For this purpose I tried two different solutions:
SOLUTION 1: Read the stream from rtsp address
VideoCapture cam ("rtsp://root:[email protected]/stream/profile1=u"); While(true) cam >> frame;
In this case I am using opencv to directly read from a stream encoded with in H264 (profile1), however this yields the same problem reported here http://answers.opencv.org/question/34012/ip-camera-h264-error-while-decoding/ As suggested in the previous question, I tried to disable FFMPEG support in opencv installation, which solved the h264 decoding errors but raised other problem. When accessing the stream with opencv, supported by gstreamer, there is always a large delay associated. With this solution I achieve 15 FPS but I have a delay of 5 seconds, which is not acceptable considering that I need a real time application.

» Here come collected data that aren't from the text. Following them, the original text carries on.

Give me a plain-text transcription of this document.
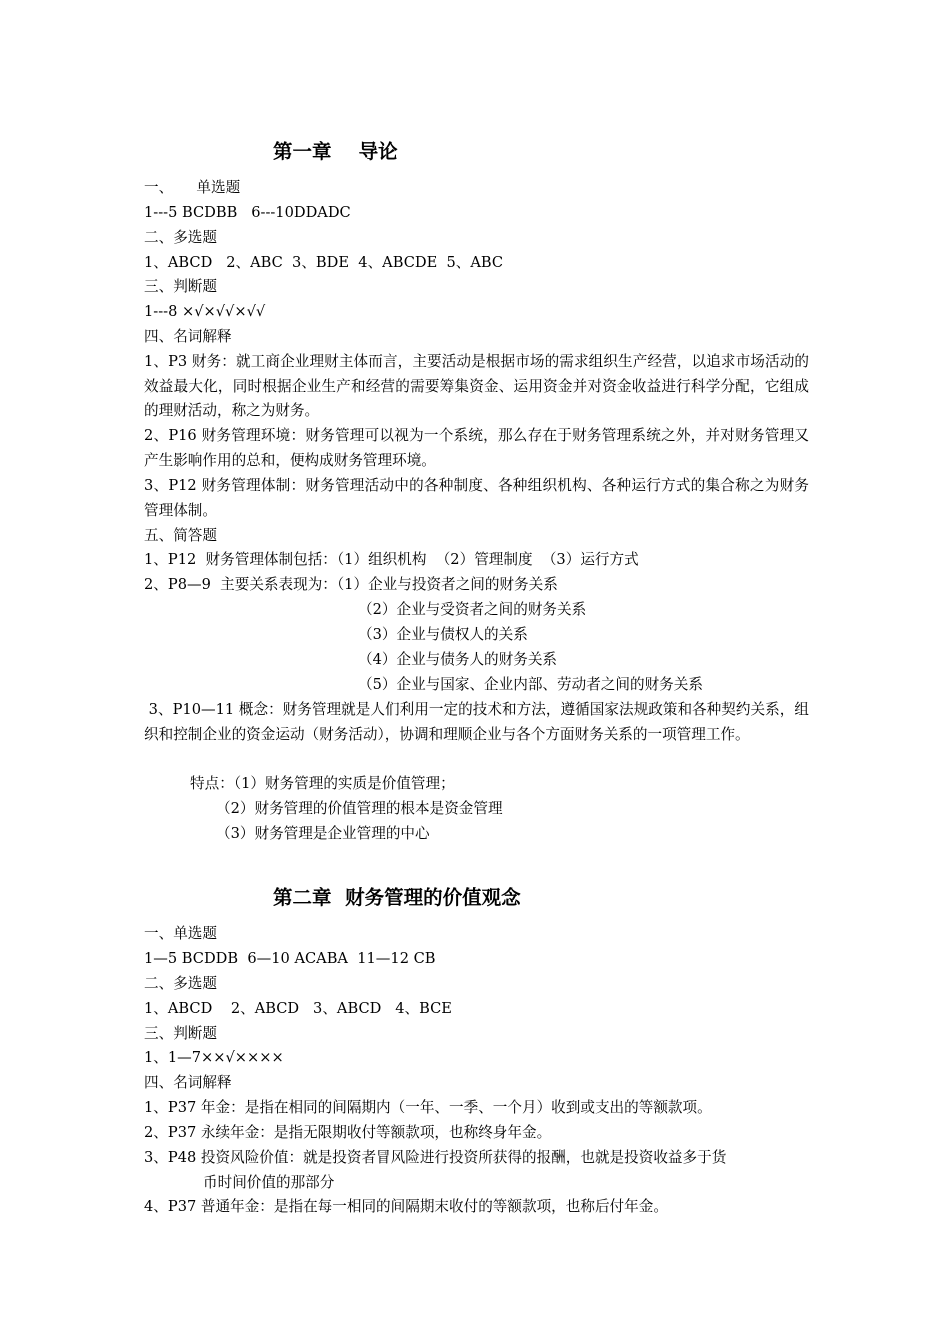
第一章    导论
一、     单选题
1---5 BCDBB   6---10DDADC
二、多选题
1、ABCD   2、ABC  3、BDE  4、ABCDE  5、ABC
三、判断题
1---8 ×√×√√×√√
四、名词解释
1、P3 财务：就工商企业理财主体而言，主要活动是根据市场的需求组织生产经营，以追求市场活动的效益最大化，同时根据企业生产和经营的需要筹集资金、运用资金并对资金收益进行科学分配，它组成的理财活动，称之为财务。
2、P16 财务管理环境：财务管理可以视为一个系统，那么存在于财务管理系统之外，并对财务管理又产生影响作用的总和，便构成财务管理环境。
3、P12 财务管理体制：财务管理活动中的各种制度、各种组织机构、各种运行方式的集合称之为财务管理体制。
五、简答题
1、P12  财务管理体制包括：（1）组织机构  （2）管理制度  （3）运行方式
2、P8—9  主要关系表现为：（1）企业与投资者之间的财务关系
（2）企业与受资者之间的财务关系
（3）企业与债权人的关系
（4）企业与债务人的财务关系
（5）企业与国家、企业内部、劳动者之间的财务关系
3、P10—11 概念：财务管理就是人们利用一定的技术和方法，遵循国家法规政策和各种契约关系，组织和控制企业的资金运动（财务活动），协调和理顺企业与各个方面财务关系的一项管理工作。
特点：（1）财务管理的实质是价值管理；
（2）财务管理的价值管理的根本是资金管理
（3）财务管理是企业管理的中心
第二章  财务管理的价值观念
一、单选题
1—5 BCDDB  6—10 ACABA  11—12 CB
二、多选题
1、ABCD    2、ABCD   3、ABCD   4、BCE
三、判断题
1、1—7××√××××
四、名词解释
1、P37 年金：是指在相同的间隔期内（一年、一季、一个月）收到或支出的等额款项。
2、P37 永续年金：是指无限期收付等额款项，也称终身年金。
3、P48 投资风险价值：就是投资者冒风险进行投资所获得的报酬，也就是投资收益多于货
币时间价值的那部分
4、P37 普通年金：是指在每一相同的间隔期末收付的等额款项，也称后付年金。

SOLUTION 2: Read the frames from http address
while(true)
{
startTime=System.currentTimeMillis();
URL url = new URL("http://10.0.4.127/-wvhttp-01-/image.cgi");
URLConnection con = url.openConnection();
BufferedImage image = ImageIO.read(con.getInputStream());
showImage(image);
estimatedTime=System.currentTimeMillis()-startTime;
System.out.println(estimatedTime);
Thread.sleep(5);
}
This strategy simply grabs the frame from the url that the camera provides. The code is in Java but the results are the same in C++ with the curl library. This solution avoids the delay of the first solution however it takes little more than 100 ms to grab each frame, which means that I can only achieve on average 10 FPS.
I would like to know how can I read the video using c++ or another library developed in c++ ?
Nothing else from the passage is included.